Toward More Transparent and Accountable ADM Tools
As digital systems to deliver social services proliferate, fundamental democratic and human rights principles such as transparency, accountability, and privacy should guide the design and use of automated decision-making systems. Civil society organizations can push for transparency, for example, by filing Freedom of Information requests to learn more about the technology and from whom it was procured. Using existing transparency tools can be a powerful counterweight to government obfuscation and can elucidate the role ADM plays in constricting access to benefits.
Digital rights groups can also help design independent, impartial algorithmic impact assessments (AIAs) to determine the risks of integrating ADM into social service delivery. As Krzysztof Izdebski explains in a 2023 International Forum for Democratic Studies publication, AIAs help expose poorly planned digitalization projects, which is particularly important in swing states or fragile democracies where such tools “may further erode political accountability where it is already under threat.” Proactively mitigating the potential harms of ADM on vulnerable and marginalized groups is an important step toward ensuring that automation serves the people and builds public trust in state institutions.

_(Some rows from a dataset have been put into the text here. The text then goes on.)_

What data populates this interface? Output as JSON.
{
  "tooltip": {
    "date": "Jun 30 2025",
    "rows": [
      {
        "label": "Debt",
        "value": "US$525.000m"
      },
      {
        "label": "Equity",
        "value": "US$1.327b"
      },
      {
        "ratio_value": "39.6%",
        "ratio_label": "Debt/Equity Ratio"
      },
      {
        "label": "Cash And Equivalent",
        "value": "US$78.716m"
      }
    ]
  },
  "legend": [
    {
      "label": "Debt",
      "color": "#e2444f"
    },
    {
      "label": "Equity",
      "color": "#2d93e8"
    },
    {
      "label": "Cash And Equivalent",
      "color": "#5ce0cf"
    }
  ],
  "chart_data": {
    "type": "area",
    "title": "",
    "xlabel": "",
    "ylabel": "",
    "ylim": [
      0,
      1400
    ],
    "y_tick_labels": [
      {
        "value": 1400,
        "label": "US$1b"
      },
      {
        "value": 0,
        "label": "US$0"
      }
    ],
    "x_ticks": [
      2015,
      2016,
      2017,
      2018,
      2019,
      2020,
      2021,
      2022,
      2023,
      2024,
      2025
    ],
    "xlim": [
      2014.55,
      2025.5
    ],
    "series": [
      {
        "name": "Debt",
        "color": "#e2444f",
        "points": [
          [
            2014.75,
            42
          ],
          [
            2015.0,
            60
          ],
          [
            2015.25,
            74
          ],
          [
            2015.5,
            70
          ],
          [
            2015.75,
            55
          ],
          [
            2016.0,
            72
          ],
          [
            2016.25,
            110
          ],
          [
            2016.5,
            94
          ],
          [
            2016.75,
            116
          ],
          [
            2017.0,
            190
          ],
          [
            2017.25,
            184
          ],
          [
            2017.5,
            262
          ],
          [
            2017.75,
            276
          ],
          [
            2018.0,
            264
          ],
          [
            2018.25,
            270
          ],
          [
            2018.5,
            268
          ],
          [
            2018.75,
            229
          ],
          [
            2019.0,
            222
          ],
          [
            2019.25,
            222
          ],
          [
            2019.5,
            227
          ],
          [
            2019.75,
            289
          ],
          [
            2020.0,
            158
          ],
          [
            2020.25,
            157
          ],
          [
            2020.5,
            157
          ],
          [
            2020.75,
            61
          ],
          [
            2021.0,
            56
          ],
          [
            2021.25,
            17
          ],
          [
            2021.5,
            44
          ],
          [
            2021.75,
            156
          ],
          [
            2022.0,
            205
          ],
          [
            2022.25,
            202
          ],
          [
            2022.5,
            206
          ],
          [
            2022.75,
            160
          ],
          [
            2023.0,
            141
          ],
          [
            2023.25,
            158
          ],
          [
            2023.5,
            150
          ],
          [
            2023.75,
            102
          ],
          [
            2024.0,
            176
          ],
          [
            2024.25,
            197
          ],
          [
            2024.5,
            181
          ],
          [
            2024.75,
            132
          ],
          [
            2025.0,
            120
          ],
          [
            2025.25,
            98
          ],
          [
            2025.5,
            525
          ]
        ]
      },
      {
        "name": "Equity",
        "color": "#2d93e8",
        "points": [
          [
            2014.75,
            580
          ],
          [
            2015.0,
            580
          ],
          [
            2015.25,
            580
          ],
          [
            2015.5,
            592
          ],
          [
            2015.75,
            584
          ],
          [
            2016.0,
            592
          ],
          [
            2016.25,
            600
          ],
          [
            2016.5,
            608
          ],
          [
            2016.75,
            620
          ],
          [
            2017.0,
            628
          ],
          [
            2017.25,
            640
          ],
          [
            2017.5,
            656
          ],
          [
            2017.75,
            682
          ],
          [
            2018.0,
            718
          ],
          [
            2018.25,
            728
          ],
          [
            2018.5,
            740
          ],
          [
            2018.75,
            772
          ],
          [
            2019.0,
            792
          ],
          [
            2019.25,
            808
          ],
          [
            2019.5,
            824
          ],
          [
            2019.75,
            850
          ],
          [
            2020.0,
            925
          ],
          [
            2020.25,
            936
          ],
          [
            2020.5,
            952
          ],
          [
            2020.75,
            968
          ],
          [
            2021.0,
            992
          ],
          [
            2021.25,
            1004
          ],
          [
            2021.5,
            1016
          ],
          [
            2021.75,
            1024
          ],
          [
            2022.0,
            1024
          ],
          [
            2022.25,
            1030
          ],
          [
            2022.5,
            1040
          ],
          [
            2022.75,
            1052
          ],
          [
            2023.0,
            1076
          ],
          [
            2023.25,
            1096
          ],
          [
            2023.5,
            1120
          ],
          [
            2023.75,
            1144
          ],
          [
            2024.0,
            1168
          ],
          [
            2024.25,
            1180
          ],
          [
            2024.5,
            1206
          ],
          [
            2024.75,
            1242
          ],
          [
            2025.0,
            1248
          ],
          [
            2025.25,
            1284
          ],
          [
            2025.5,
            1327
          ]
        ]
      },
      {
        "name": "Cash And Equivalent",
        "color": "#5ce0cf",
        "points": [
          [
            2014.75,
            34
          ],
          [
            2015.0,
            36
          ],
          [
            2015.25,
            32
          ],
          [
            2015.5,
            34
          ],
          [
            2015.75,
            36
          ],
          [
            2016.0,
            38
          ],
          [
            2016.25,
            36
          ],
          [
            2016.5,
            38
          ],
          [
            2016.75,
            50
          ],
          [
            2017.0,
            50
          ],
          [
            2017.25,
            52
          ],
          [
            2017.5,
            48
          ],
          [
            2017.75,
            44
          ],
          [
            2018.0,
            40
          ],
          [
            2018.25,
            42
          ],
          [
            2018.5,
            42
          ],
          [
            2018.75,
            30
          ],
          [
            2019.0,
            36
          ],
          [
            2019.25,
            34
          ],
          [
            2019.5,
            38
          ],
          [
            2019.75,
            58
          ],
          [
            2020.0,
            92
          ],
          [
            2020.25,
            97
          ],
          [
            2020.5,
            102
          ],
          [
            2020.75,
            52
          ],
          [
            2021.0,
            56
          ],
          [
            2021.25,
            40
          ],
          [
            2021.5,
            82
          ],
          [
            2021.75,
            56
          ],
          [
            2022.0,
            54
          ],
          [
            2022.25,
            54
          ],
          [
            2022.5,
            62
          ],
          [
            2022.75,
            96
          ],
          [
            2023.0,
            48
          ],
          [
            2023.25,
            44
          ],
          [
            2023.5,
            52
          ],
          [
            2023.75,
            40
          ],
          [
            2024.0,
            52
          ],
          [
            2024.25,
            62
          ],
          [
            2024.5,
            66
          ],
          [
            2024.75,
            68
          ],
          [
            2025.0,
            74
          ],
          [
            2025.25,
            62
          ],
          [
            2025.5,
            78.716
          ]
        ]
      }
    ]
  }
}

Additionally, pushing governments for transparency and accountability will require the public to recognize the risks of ADM tools. Civil society can launch educational campaigns to inform citizens of the benefits and risks of automated decision-making and provide them with the necessary tools to advocate for systems designed with human rights principles such as non-discrimination in mind.
While the risks ADM systems pose are significant, the automation of government processes has the potential to expand the delivery of essential state services. With the proper safeguards in place, digitalization can fit into a positive vision for tech-enabled democracy and even be an asset to democratic governments and the public. However, such a reality can only emerge from a steadfast commitment to defend fundamental human rights principles and democratic norms.